Monday, April 4, 2011

Thoughts on General Conference - Updated

This past weekend was General Conference. (If you missed it, you can watch it here.) I generally enjoy conference, and this one was particularly good, for the most part. So, I'll start with the one thing that bugged me, and then I'll go into a much lengthier summary of what I did like.

One thing I realized is that church leaders really have no idea what the lived experience of the single member is. Several talks chastised single members for putting off marriage, basically saying that we're being selfish and worldly for being single. I would invite them to spend some time talking to and listening to those of us out here in the mission field, where Latter-day Saints are a minority. There are only so many other church members around, so it's not like there are tons of options. It's not like in Provo, where if you aren't compatible with the people in your ward or stake, you can just go down the street and meet thousands more. Out here, if I'm not compatible with the few single LDS men in my area, I'm left with the choice of staying single or dating outside the church. It's not a matter of priorities, it's a matter of population. [Update: ks has a post at Beginnings New about the marriage talks at General Conference. She asks how we can teach the youth of the church the importance of marriage.]

As a nice transition, I really appreciated Elder Holland's remarks. I'm not normally a big fan of his talks; he's usually a bit too fire and brimstone for my tastes. However, I liked what he had to say yesterday. He said that he knows that not everyone is avoiding marriage. I'm sure most people will interpret that as an apology to the married people listening that they had to hear the single people get chastised. However, I interpreted that to mean that he knows there are plenty of people who are single and in good standing with God, and that the remarks of the prior speakers were not directed to people like me.

There was a lot more Jesus at this conference than there has been in the past. I'm quite pleased with that. Elder Grow's talk was particularly great in that regard. He talked about the cleansing power of grace, and he shared a poignant story of his brother's return to the fold. I also liked Elder Perry's talk and Elder Richards's talk. Elder Richards made the excellent point that not all of our suffering is our fault, and that Christ can heal us from the sins of others as well as forgive our own sins.

I also noticed a theme of caring for the poor and needy. President Eyring, Bishop Burton, and Sister Allred all spoke on this topic. Two things stood out to me. Bishop Burton said that caring for the poor and needy is more important than missionary work and temple work. Sister Allred said that caring for the poor and needy is pure religion. (Although she didn't quote the scripture, that comes from James 1:27.)

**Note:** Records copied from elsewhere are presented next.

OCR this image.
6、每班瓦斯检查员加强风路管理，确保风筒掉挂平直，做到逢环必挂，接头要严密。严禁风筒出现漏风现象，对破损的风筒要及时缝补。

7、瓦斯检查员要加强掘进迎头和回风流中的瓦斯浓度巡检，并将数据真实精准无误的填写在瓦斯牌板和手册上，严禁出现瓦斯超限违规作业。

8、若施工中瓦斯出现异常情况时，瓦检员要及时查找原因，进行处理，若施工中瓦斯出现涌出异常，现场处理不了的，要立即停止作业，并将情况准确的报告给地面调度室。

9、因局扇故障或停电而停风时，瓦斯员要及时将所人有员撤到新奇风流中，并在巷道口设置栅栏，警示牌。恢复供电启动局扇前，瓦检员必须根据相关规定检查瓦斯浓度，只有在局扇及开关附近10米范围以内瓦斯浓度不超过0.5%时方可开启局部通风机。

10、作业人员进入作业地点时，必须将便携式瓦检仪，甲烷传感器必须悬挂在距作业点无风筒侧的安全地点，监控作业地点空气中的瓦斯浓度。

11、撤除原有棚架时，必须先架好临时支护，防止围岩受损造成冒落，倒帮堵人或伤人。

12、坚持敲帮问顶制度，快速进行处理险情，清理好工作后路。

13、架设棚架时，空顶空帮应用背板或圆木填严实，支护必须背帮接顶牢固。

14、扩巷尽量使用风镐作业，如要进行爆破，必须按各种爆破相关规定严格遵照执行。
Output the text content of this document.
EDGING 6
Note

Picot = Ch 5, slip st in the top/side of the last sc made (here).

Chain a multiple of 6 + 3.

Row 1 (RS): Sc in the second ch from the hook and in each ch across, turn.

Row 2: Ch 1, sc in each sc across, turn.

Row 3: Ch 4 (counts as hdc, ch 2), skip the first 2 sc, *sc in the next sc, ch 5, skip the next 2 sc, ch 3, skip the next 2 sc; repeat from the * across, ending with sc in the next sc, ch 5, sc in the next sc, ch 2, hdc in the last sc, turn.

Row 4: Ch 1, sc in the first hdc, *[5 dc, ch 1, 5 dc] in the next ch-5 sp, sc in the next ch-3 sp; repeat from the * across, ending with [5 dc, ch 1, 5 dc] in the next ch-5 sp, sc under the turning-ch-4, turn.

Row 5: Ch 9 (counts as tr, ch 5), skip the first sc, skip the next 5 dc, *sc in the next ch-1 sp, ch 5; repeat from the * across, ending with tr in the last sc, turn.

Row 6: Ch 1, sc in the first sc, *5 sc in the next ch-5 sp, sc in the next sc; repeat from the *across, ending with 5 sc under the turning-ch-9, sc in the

I've been thinking a lot more lately about prophets. During the sustaining of the church officers, I had a realization. When we raise our right hand and declare before God that we believe that the members of the First Presidency and Quorum of the Twelve Apostles are prophets, seers, and revelators, that's a big deal.

2 comments:

ks said...

Thanks for your thoughts at Beginnings New on my post, and thank you for not being offended my post. I put it up knowing that there are many who will be frustrated by those talks on marriage. I am hoping for a safe, faithful place where issues (like the one of demographics) can be discussed. Thank you for taking the time to comment.

In addition, I totally agree that the worst thing a YW or YSA can do is think life = marriage. Life means working within a relationship to God. That is where happiness lies. If someone is counting on marriage to "fix" them or make them happy, they never will be, whether single or married.

Anyway, thanks.

Keri Brooks said...

Thanks for your comment and your blog post, ks.